Friday, May 19, 2000

REVIEW: On Raftery's Hill (Peacock, Dublin)

Is this the 21st century’s theatrical dream team? Druid director and Tony-winner Garry Hynes directs the latest from By The Bog of Cats author, Marina Carr. Together create a nasty kind of magic, telling a mythic tale of incest and cruelty.


Is it possible that Galway's Druid theatre could repeat the success they enjoyed with Martin McDonagh's The Leenane Trilogy? It's a question that hangs in the air as the company opens Marina Carr's On Raftery's Hill, a production destined geared up for a globe-trotting stint.

Some of the key factors in McDonagh's success are back in place. Garry Hynes (who became the first woman to win a Tony for direction for her work on McDonagh's The Beauty Queen of Leenane) directs again and London's Royal Court Theatre once more co-produces. But these off-stage arrangements are not the only things that the new production shares with its much-lauded predecessor.

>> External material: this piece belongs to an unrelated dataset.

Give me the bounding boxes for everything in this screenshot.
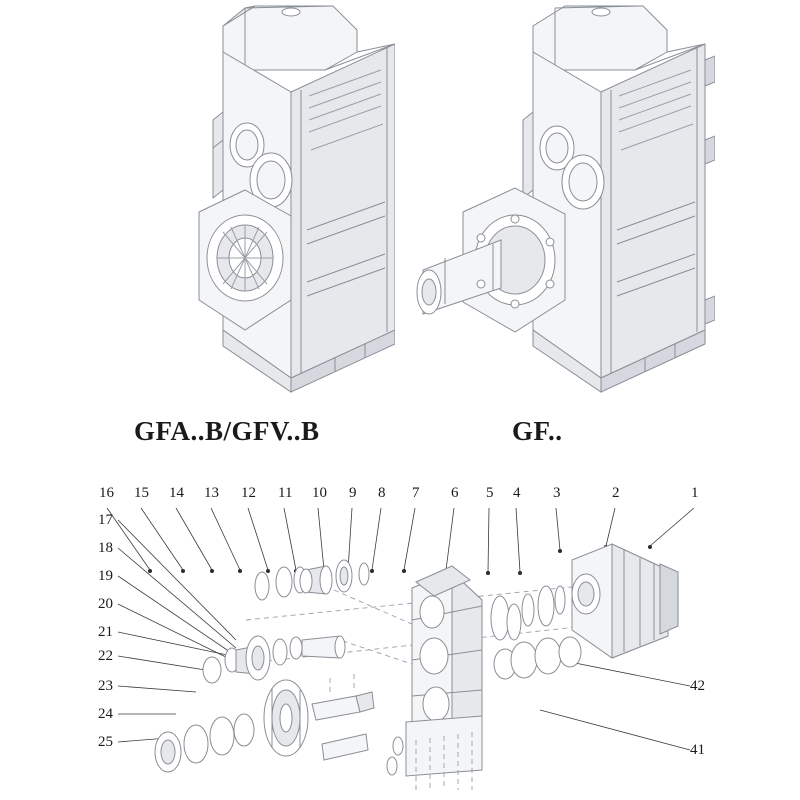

The action of Raftery's Hill unfolds, as it might in one of McDonagh's plays, in a rural Irish cottage. As with McDonagh's dramas, the set-up requires a mental double-take. Is this drab radio-and-TV-less cottage situated the 1930s? Or the 1970s? Has Tom Hickey's Red Raftery entered the 21st century in the coat his father wore in the early year's of last century? Does the present really resemble the past so closely?

Carr's interests, despite the unrepentantly grim set, clearly do not lie in realism. Instead, the writer creates a world in which urban and Greek myths collide and the most sociopathically dysfunctional of all families comes under the microscope. The result is, naturally enough, a bleak, and at times horrific drama, elevated by Carr's broiling dialogue to a kind of shimmering evening of nastiness. Whether shimmering nastiness will be in fashion on Broadway this century remains to be seen.